As United States fruit growers enter their spring and summer seasons, the USDA is forecasting lower overall prices for domestic growers, driven by larger crops in several major categories.

The forecast follows a downward pricing trend for U.S. growers that began in late 2023 and has continued through 2024. The declines come as the USDA Economic Research Service projects larger yields for domestic apples, strawberries, and oranges.

“As of January, prices were approximately 3 percent below the average January index from 2022–23, but 10 percent higher than the average index from January 2019–21,” the USDA ERS reported.

Almonds, walnuts, and hazelnuts have also seen a steady decline from their record highs in the mid-2010s. Those prices are expected to remain low, as the industry anticipates higher tree nut yields for 2024/25. Yields should benefit from good weather during almond pollination and water availability in California. These factors are expected to place continued downward price pressure on the categories. 

Larger crops for apples, strawberries, and oranges should also create lower prices for growers compared to last season.

As of Feb. 1, the U.S. Apple Association reported fresh-market volume was 36% higher than the previous year and 24% above the five-year average

“Increased apple inventory has kept apple prices down, reflecting the bigger 2023/24 production in Washington State,” the USDA ERS said.
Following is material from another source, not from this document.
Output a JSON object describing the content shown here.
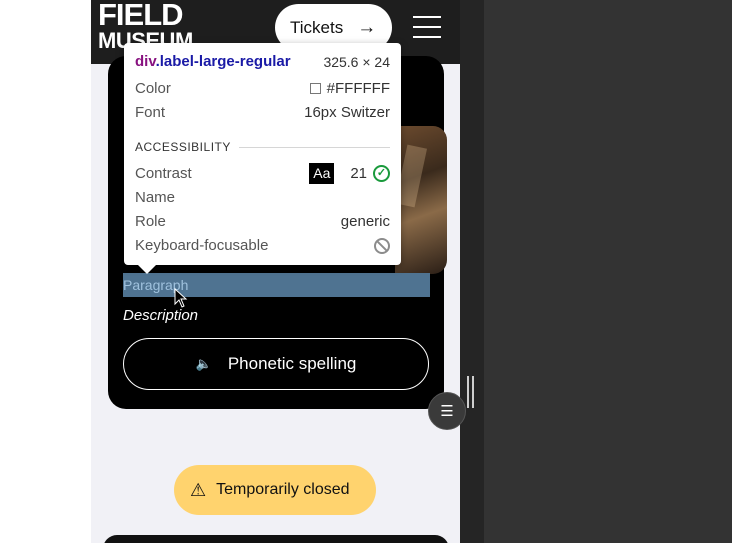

Strawberries also enjoyed a bountiful January in Florida, the leading source of local winter strawberries in the United States, as well as in southern and central California. Prices for the fruit saw a 14% drop from the previous year.

Fresh oranges are also receiving lower average prices, resulting from increased domestic supply. The USDA ERS said orange prices increased in December but dropped in January.

By the close of the 2022/23 season, domestic oranges are forecast to reach 2.77 million tons, an 11% increase from the previous year.

Overall, the U.S. citrus crop is forecast to dip 1%, however, to 4.85 million tons. One category expected to take a significant production hit is lemons, almost entirely produced in California, with a forecast decrease of 25% to 836,000 tons in 2023/24.

Tangerine production is also forecast to decrease by 7 percent to 904,000 tons.